Summary and Analysis
As per Afghani custom, Amir and Baba return to the Taheri house the next day for lafz, the "ceremony of 'giving word.'" Baba had instructed Amir to kiss Khanum Taheri's hand, which he does, and, according to tradition, Soraya is not initially present.
Realizing that Baba does not have long to live, the traditional engagement period is minimized, and Baba spends nearly all of his life's savings on the wedding. Soraya moves in with Amir and Baba, and within one month of the wedding, Baba dies.
After burying his father, Amir begins to learn about the quirks and traits of his new family. The General, he finds out, is waiting for the monarchy to return to rule Afghanistan and thinks his services will be needed. The General also suffers from migraines.

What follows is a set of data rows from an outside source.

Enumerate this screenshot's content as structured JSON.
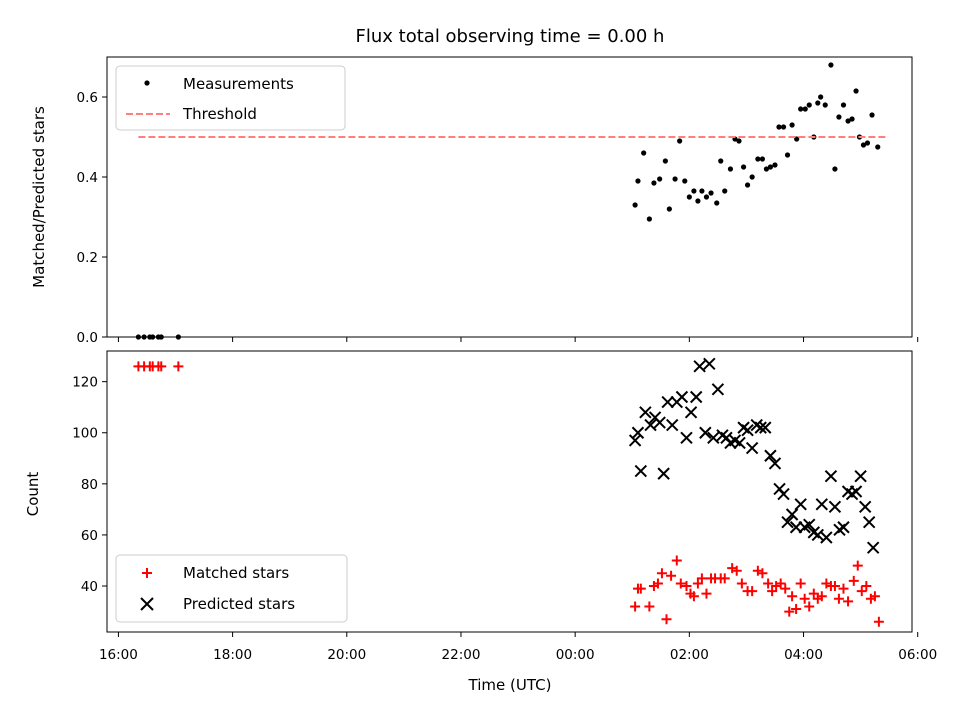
{
  "chart_data": {
    "title": "Flux total observing time = 0.00 h",
    "xlabel": "Time (UTC)",
    "x_tick_labels": [
      "16:00",
      "18:00",
      "20:00",
      "22:00",
      "00:00",
      "02:00",
      "04:00",
      "06:00"
    ],
    "x_range_hours": [
      15.8,
      29.9
    ],
    "panels": [
      {
        "type": "scatter",
        "ylabel": "Matched/Predicted stars",
        "ylim": [
          0.0,
          0.7
        ],
        "yticks": [
          0.0,
          0.2,
          0.4,
          0.6
        ],
        "y_tick_labels": [
          "0.0",
          "0.2",
          "0.4",
          "0.6"
        ],
        "legend_position": "upper-left",
        "series": [
          {
            "name": "Measurements",
            "marker": "dot",
            "color": "#000000",
            "points": [
              [
                16.35,
                0.0
              ],
              [
                16.45,
                0.0
              ],
              [
                16.55,
                0.0
              ],
              [
                16.6,
                0.0
              ],
              [
                16.7,
                0.0
              ],
              [
                16.75,
                0.0
              ],
              [
                17.05,
                0.0
              ],
              [
                25.05,
                0.33
              ],
              [
                25.1,
                0.39
              ],
              [
                25.2,
                0.46
              ],
              [
                25.3,
                0.295
              ],
              [
                25.38,
                0.385
              ],
              [
                25.48,
                0.395
              ],
              [
                25.58,
                0.44
              ],
              [
                25.65,
                0.32
              ],
              [
                25.75,
                0.395
              ],
              [
                25.83,
                0.49
              ],
              [
                25.92,
                0.39
              ],
              [
                26.0,
                0.35
              ],
              [
                26.08,
                0.365
              ],
              [
                26.15,
                0.34
              ],
              [
                26.22,
                0.365
              ],
              [
                26.3,
                0.35
              ],
              [
                26.38,
                0.36
              ],
              [
                26.48,
                0.335
              ],
              [
                26.55,
                0.44
              ],
              [
                26.62,
                0.365
              ],
              [
                26.72,
                0.42
              ],
              [
                26.8,
                0.495
              ],
              [
                26.87,
                0.49
              ],
              [
                26.95,
                0.425
              ],
              [
                27.02,
                0.38
              ],
              [
                27.1,
                0.4
              ],
              [
                27.2,
                0.445
              ],
              [
                27.28,
                0.445
              ],
              [
                27.35,
                0.42
              ],
              [
                27.42,
                0.425
              ],
              [
                27.5,
                0.43
              ],
              [
                27.57,
                0.525
              ],
              [
                27.65,
                0.525
              ],
              [
                27.72,
                0.455
              ],
              [
                27.8,
                0.53
              ],
              [
                27.88,
                0.495
              ],
              [
                27.95,
                0.57
              ],
              [
                28.03,
                0.57
              ],
              [
                28.1,
                0.58
              ],
              [
                28.18,
                0.5
              ],
              [
                28.25,
                0.585
              ],
              [
                28.3,
                0.6
              ],
              [
                28.38,
                0.58
              ],
              [
                28.48,
                0.68
              ],
              [
                28.55,
                0.42
              ],
              [
                28.62,
                0.55
              ],
              [
                28.7,
                0.58
              ],
              [
                28.78,
                0.54
              ],
              [
                28.85,
                0.545
              ],
              [
                28.92,
                0.615
              ],
              [
                28.98,
                0.5
              ],
              [
                29.05,
                0.48
              ],
              [
                29.12,
                0.485
              ],
              [
                29.2,
                0.555
              ],
              [
                29.3,
                0.475
              ]
            ]
          },
          {
            "name": "Threshold",
            "line_style": "dashed",
            "color": "#ff7f7f",
            "x": [
              16.35,
              29.45
            ],
            "y": [
              0.5,
              0.5
            ]
          }
        ]
      },
      {
        "type": "scatter",
        "ylabel": "Count",
        "ylim": [
          22,
          132
        ],
        "yticks": [
          40,
          60,
          80,
          100,
          120
        ],
        "y_tick_labels": [
          "40",
          "60",
          "80",
          "100",
          "120"
        ],
        "legend_position": "lower-left",
        "series": [
          {
            "name": "Matched stars",
            "marker": "plus",
            "color": "#ff0000",
            "points": [
              [
                16.35,
                126
              ],
              [
                16.45,
                126
              ],
              [
                16.55,
                126
              ],
              [
                16.6,
                126
              ],
              [
                16.7,
                126
              ],
              [
                16.75,
                126
              ],
              [
                17.05,
                126
              ],
              [
                25.05,
                32
              ],
              [
                25.1,
                39
              ],
              [
                25.15,
                39
              ],
              [
                25.3,
                32
              ],
              [
                25.38,
                40
              ],
              [
                25.45,
                41
              ],
              [
                25.52,
                45
              ],
              [
                25.6,
                27
              ],
              [
                25.68,
                44
              ],
              [
                25.78,
                50
              ],
              [
                25.85,
                41
              ],
              [
                25.95,
                40
              ],
              [
                26.02,
                37
              ],
              [
                26.08,
                36
              ],
              [
                26.15,
                41
              ],
              [
                26.22,
                43
              ],
              [
                26.3,
                37
              ],
              [
                26.38,
                43
              ],
              [
                26.45,
                43
              ],
              [
                26.55,
                43
              ],
              [
                26.62,
                43
              ],
              [
                26.75,
                47
              ],
              [
                26.83,
                46
              ],
              [
                26.92,
                41
              ],
              [
                27.02,
                38
              ],
              [
                27.1,
                38
              ],
              [
                27.2,
                46
              ],
              [
                27.28,
                45
              ],
              [
                27.38,
                41
              ],
              [
                27.45,
                38
              ],
              [
                27.52,
                40
              ],
              [
                27.6,
                41
              ],
              [
                27.68,
                39
              ],
              [
                27.75,
                30
              ],
              [
                27.8,
                36
              ],
              [
                27.87,
                31
              ],
              [
                27.95,
                41
              ],
              [
                28.02,
                35
              ],
              [
                28.1,
                32
              ],
              [
                28.18,
                37
              ],
              [
                28.25,
                35
              ],
              [
                28.32,
                36
              ],
              [
                28.4,
                41
              ],
              [
                28.48,
                40
              ],
              [
                28.55,
                40
              ],
              [
                28.62,
                35
              ],
              [
                28.7,
                39
              ],
              [
                28.78,
                34
              ],
              [
                28.88,
                42
              ],
              [
                28.95,
                48
              ],
              [
                29.02,
                38
              ],
              [
                29.1,
                40
              ],
              [
                29.18,
                35
              ],
              [
                29.25,
                36
              ],
              [
                29.32,
                26
              ]
            ]
          },
          {
            "name": "Predicted stars",
            "marker": "cross",
            "color": "#000000",
            "points": [
              [
                25.05,
                97
              ],
              [
                25.1,
                100
              ],
              [
                25.15,
                85
              ],
              [
                25.23,
                108
              ],
              [
                25.32,
                103
              ],
              [
                25.4,
                106
              ],
              [
                25.48,
                104
              ],
              [
                25.55,
                84
              ],
              [
                25.62,
                112
              ],
              [
                25.7,
                103
              ],
              [
                25.78,
                112
              ],
              [
                25.87,
                114
              ],
              [
                25.95,
                98
              ],
              [
                26.03,
                108
              ],
              [
                26.12,
                114
              ],
              [
                26.18,
                126
              ],
              [
                26.28,
                100
              ],
              [
                26.35,
                127
              ],
              [
                26.42,
                98
              ],
              [
                26.5,
                117
              ],
              [
                26.58,
                99
              ],
              [
                26.65,
                98
              ],
              [
                26.72,
                96
              ],
              [
                26.8,
                97
              ],
              [
                26.88,
                96
              ],
              [
                26.95,
                102
              ],
              [
                27.02,
                101
              ],
              [
                27.1,
                94
              ],
              [
                27.18,
                103
              ],
              [
                27.25,
                102
              ],
              [
                27.33,
                102
              ],
              [
                27.42,
                91
              ],
              [
                27.5,
                88
              ],
              [
                27.58,
                78
              ],
              [
                27.65,
                76
              ],
              [
                27.72,
                65
              ],
              [
                27.8,
                68
              ],
              [
                27.87,
                63
              ],
              [
                27.95,
                72
              ],
              [
                28.02,
                63
              ],
              [
                28.1,
                64
              ],
              [
                28.18,
                61
              ],
              [
                28.25,
                60
              ],
              [
                28.32,
                72
              ],
              [
                28.4,
                59
              ],
              [
                28.48,
                83
              ],
              [
                28.55,
                71
              ],
              [
                28.63,
                62
              ],
              [
                28.7,
                63
              ],
              [
                28.78,
                77
              ],
              [
                28.85,
                76
              ],
              [
                28.92,
                77
              ],
              [
                29.0,
                83
              ],
              [
                29.08,
                71
              ],
              [
                29.15,
                65
              ],
              [
                29.22,
                55
              ]
            ]
          }
        ]
      }
    ]
  }
}
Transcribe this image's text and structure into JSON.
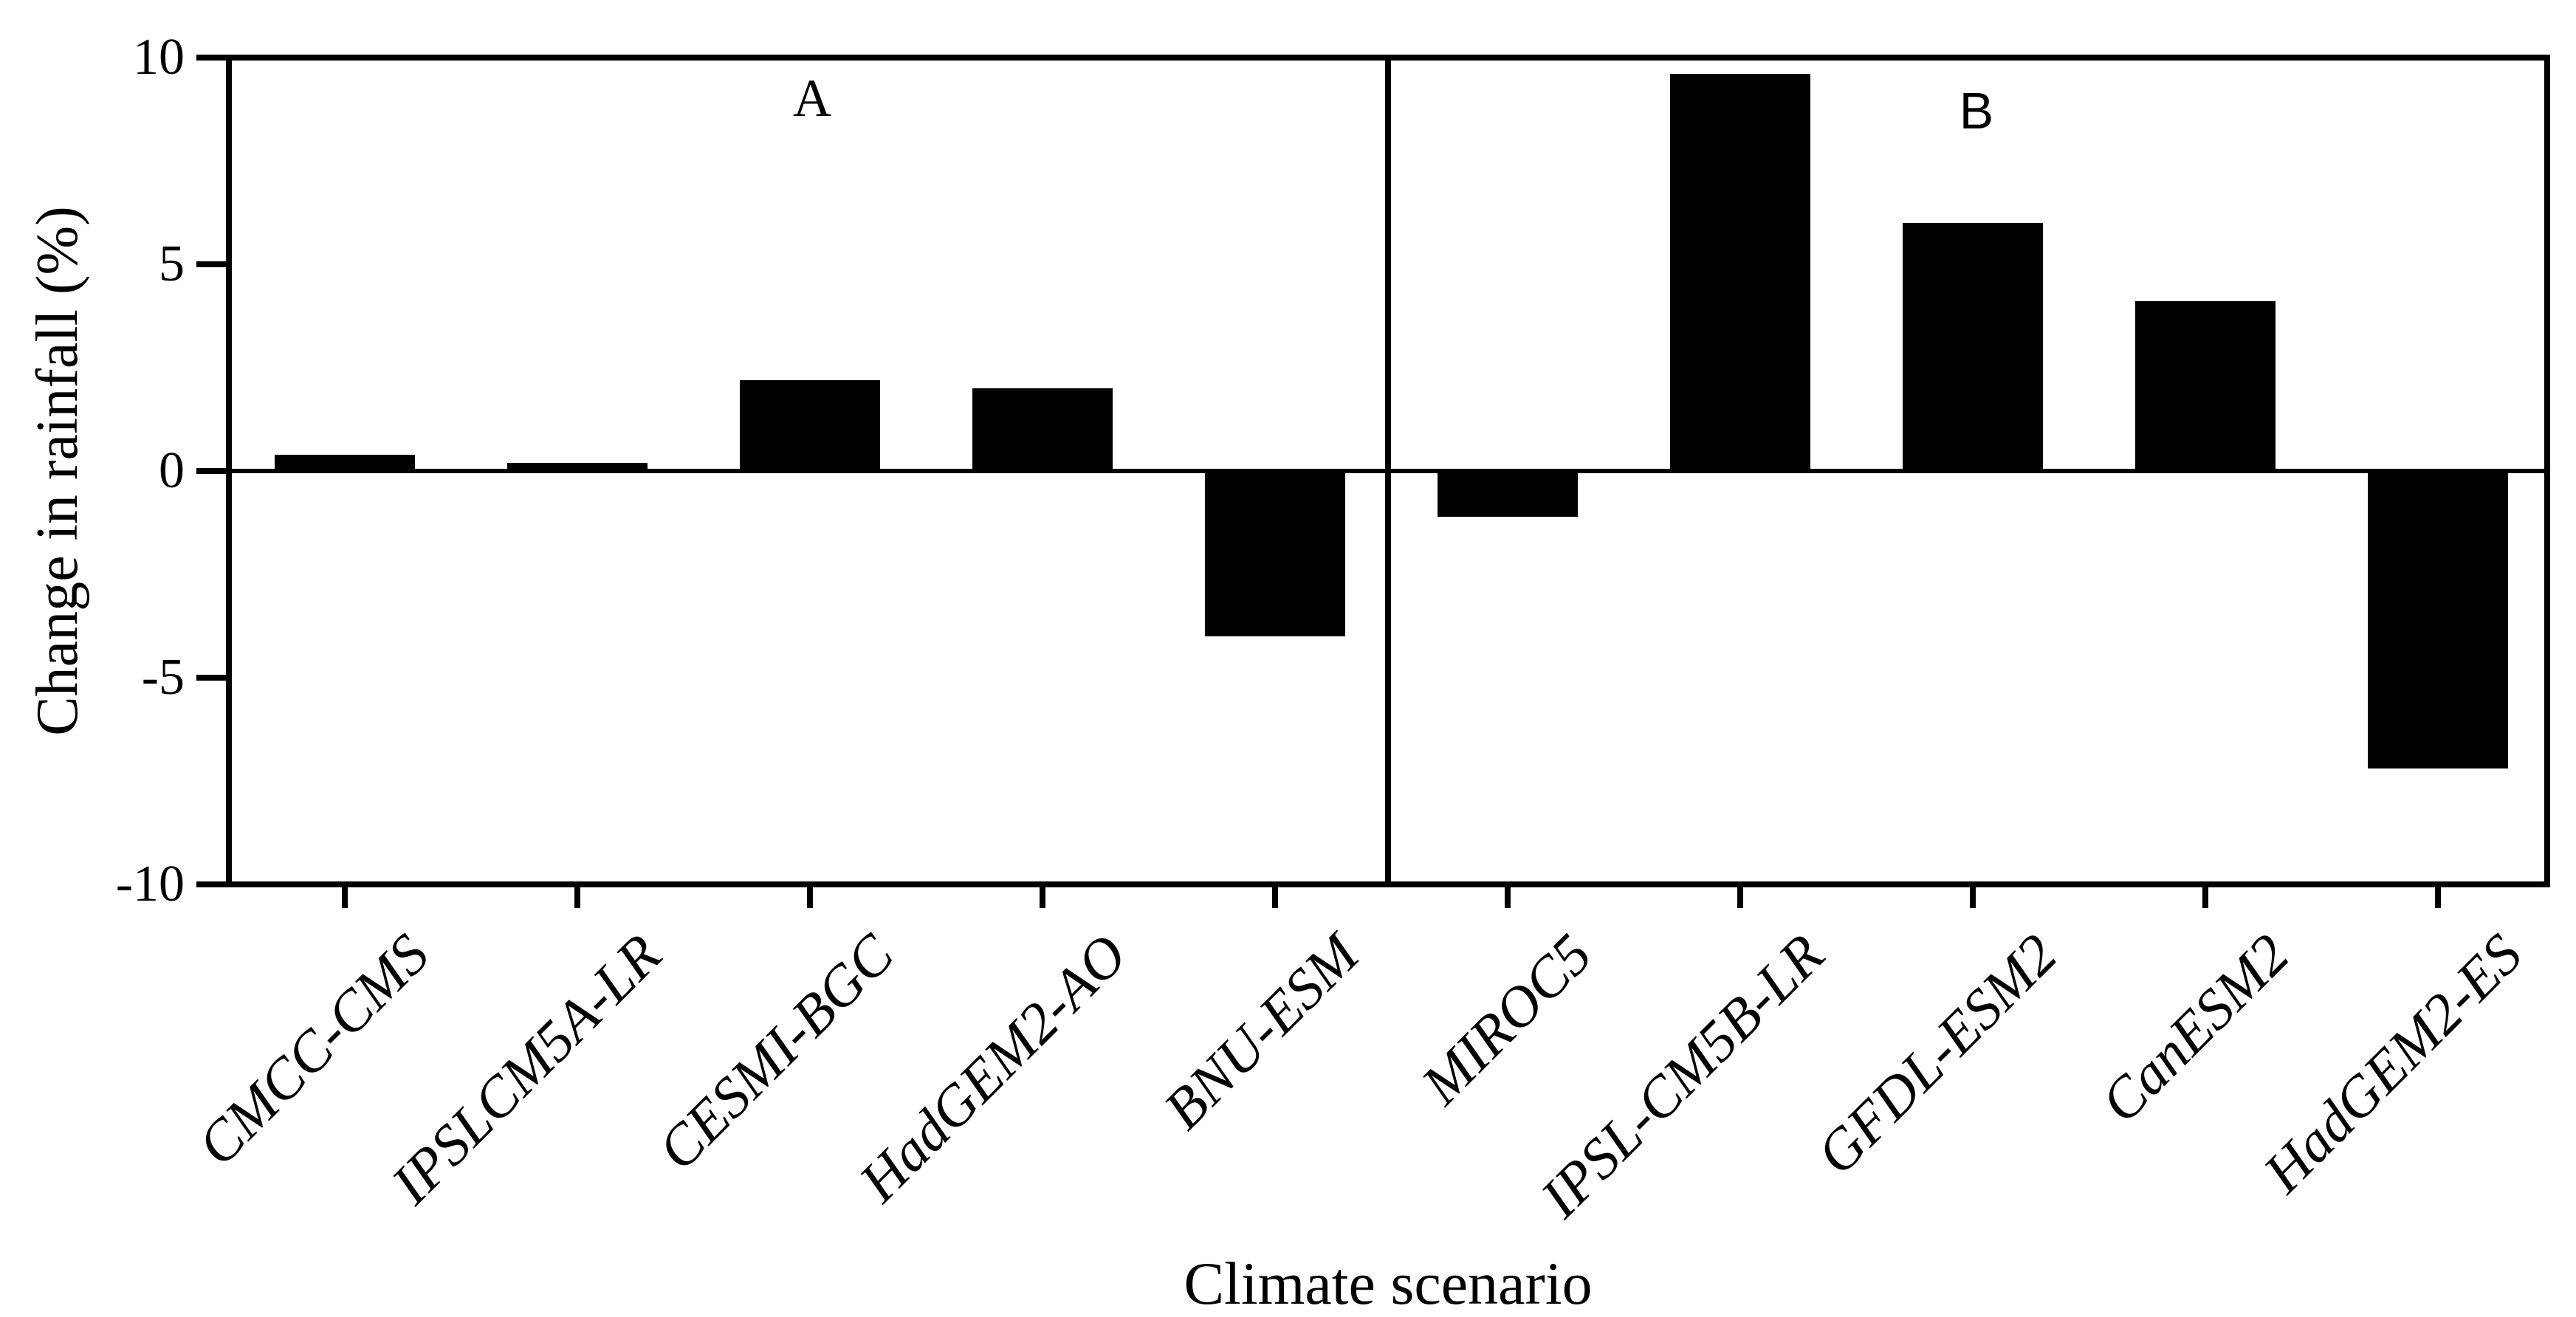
{
  "title_labels": {
    "panel_a": "A",
    "panel_b": "B",
    "y_axis_title": "Change in rainfall (%)",
    "x_axis_title": "Climate scenario"
  },
  "chart_data": {
    "type": "bar",
    "title": "",
    "xlabel": "Climate scenario",
    "ylabel": "Change in rainfall (%)",
    "ylim": [
      -10,
      10
    ],
    "y_ticks": [
      10,
      5,
      0,
      -5,
      -10
    ],
    "y_tick_labels": [
      "10",
      "5",
      "0",
      "-5",
      "-10"
    ],
    "grid": false,
    "legend": false,
    "bar_color": "#000000",
    "background_color": "#ffffff",
    "panels": [
      {
        "label": "A",
        "categories": [
          "CMCC-CMS",
          "IPSLCM5A-LR",
          "CESMI-BGC",
          "HadGEM2-AO",
          "BNU-ESM"
        ],
        "values": [
          0.4,
          0.2,
          2.2,
          2.0,
          -4.0
        ]
      },
      {
        "label": "B",
        "categories": [
          "MIROC5",
          "IPSL-CM5B-LR",
          "GFDL-ESM2",
          "CanESM2",
          "HadGEM2-ES"
        ],
        "values": [
          -1.1,
          9.6,
          6.0,
          4.1,
          -7.2
        ]
      }
    ]
  }
}
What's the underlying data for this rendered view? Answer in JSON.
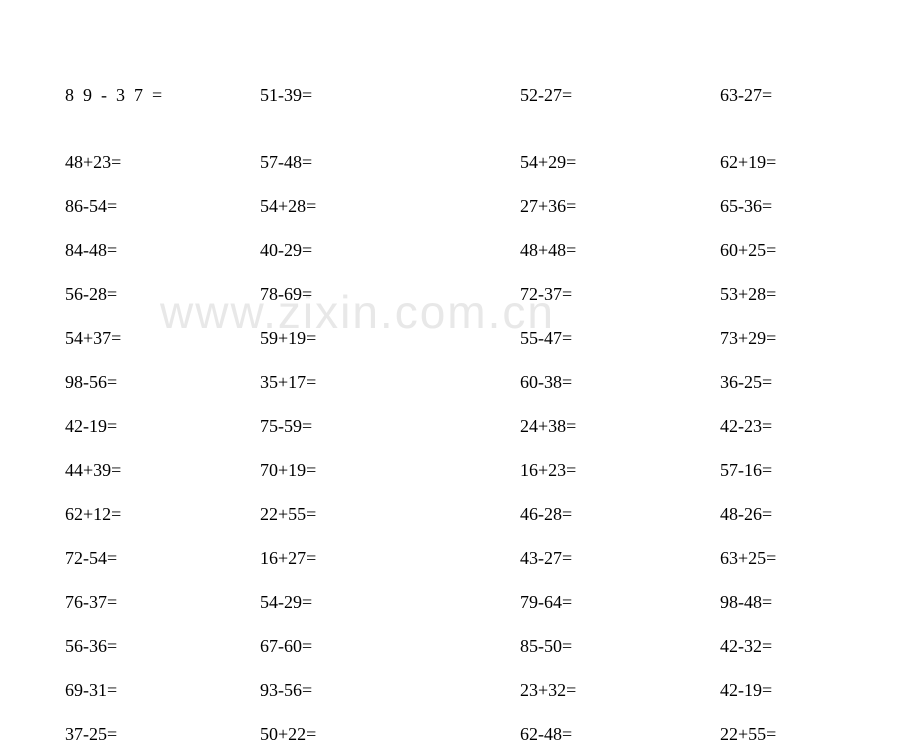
{
  "watermark": "www.zixin.com.cn",
  "font_size": 18,
  "text_color": "#000000",
  "background_color": "#ffffff",
  "watermark_color": "#e8e8e8",
  "rows": [
    {
      "c1": "89-37=",
      "c2": "51-39=",
      "c3": "52-27=",
      "c4": "63-27=",
      "spaced": true
    },
    {
      "c1": "48+23=",
      "c2": "57-48=",
      "c3": "54+29=",
      "c4": "62+19="
    },
    {
      "c1": "86-54=",
      "c2": "54+28=",
      "c3": "27+36=",
      "c4": "65-36="
    },
    {
      "c1": "84-48=",
      "c2": "40-29=",
      "c3": "48+48=",
      "c4": "60+25="
    },
    {
      "c1": "56-28=",
      "c2": "78-69=",
      "c3": "72-37=",
      "c4": "53+28="
    },
    {
      "c1": "54+37=",
      "c2": "59+19=",
      "c3": "55-47=",
      "c4": "73+29="
    },
    {
      "c1": "98-56=",
      "c2": "35+17=",
      "c3": "60-38=",
      "c4": "36-25="
    },
    {
      "c1": "42-19=",
      "c2": "75-59=",
      "c3": "24+38=",
      "c4": "42-23="
    },
    {
      "c1": "44+39=",
      "c2": "70+19=",
      "c3": "16+23=",
      "c4": "57-16="
    },
    {
      "c1": "62+12=",
      "c2": "22+55=",
      "c3": "46-28=",
      "c4": "48-26="
    },
    {
      "c1": "72-54=",
      "c2": "16+27=",
      "c3": "43-27=",
      "c4": "63+25="
    },
    {
      "c1": "76-37=",
      "c2": "54-29=",
      "c3": "79-64=",
      "c4": "98-48="
    },
    {
      "c1": "56-36=",
      "c2": "67-60=",
      "c3": "85-50=",
      "c4": "42-32="
    },
    {
      "c1": "69-31=",
      "c2": "93-56=",
      "c3": "23+32=",
      "c4": "42-19="
    },
    {
      "c1": "37-25=",
      "c2": "50+22=",
      "c3": "62-48=",
      "c4": "22+55="
    }
  ]
}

During their life together, Amir and Soraya are enrolled in school, and Amir writes his first novel. Eventually he finds an agent, and then a publisher. After three years of marriage, Amir and Soraya start to try and have a child, and after a year of not being able to get pregnant, they decide they should consult a doctor.
No biological reason is found to explain their inability to get pregnant, a situation referred to as "unexplained infertility." After attempting a variety of methods, including in vitro fertilization, the doctor eventually mentions adoption. At this time, Soraya and Amir share with her parents what they have been going through while attempting to reproduce. Khala Jamila is the only one who thinks adoption might be a good thing. Soraya wants a child of her own; the General is wary of not knowing the bloodline of the infant; and Amir views being childless as a form of divine justice.
After the Russian withdrawal from Afghanistan, the world pretty much forgets what is going on inside this country. Amir personifies the emptiness of Soraya's womb and it becomes a part of their relationship, a part of their family.
During his wedding celebration, Amir remembers thinking of Hassan and Hassan's wedding day — if he even had one — which indicates his compassion and interest and demonstrates his growth as a character. Amir also shows a new sense of maturity at Baba's funeral, when he realizes that he no longer has his father to lead him.
Soraya says "I won't bruise his precious ego," indicating that although she disagrees with her father and wants to distance herself from his hopes and dreams, she will still maintain a level of respect that her father should be afforded. This reveals her character's desire to respect her old-world traditions and new-world sensibilities.
The General's words about blood, family, and adoption not only foreshadow future events in the novel but also address the thematic topic of familial obligation and responsibility. And Amir's response to his childlessness addresses a sense of punishment and/or fairness (depending on your perspective) while simultaneously developing the ideas of karma, the wheel of fortune, and divine justice. Amir appears to be pretty accepting of their infertility primarily because he has a sense of order in the universe that almost makes this slight suffering transferable.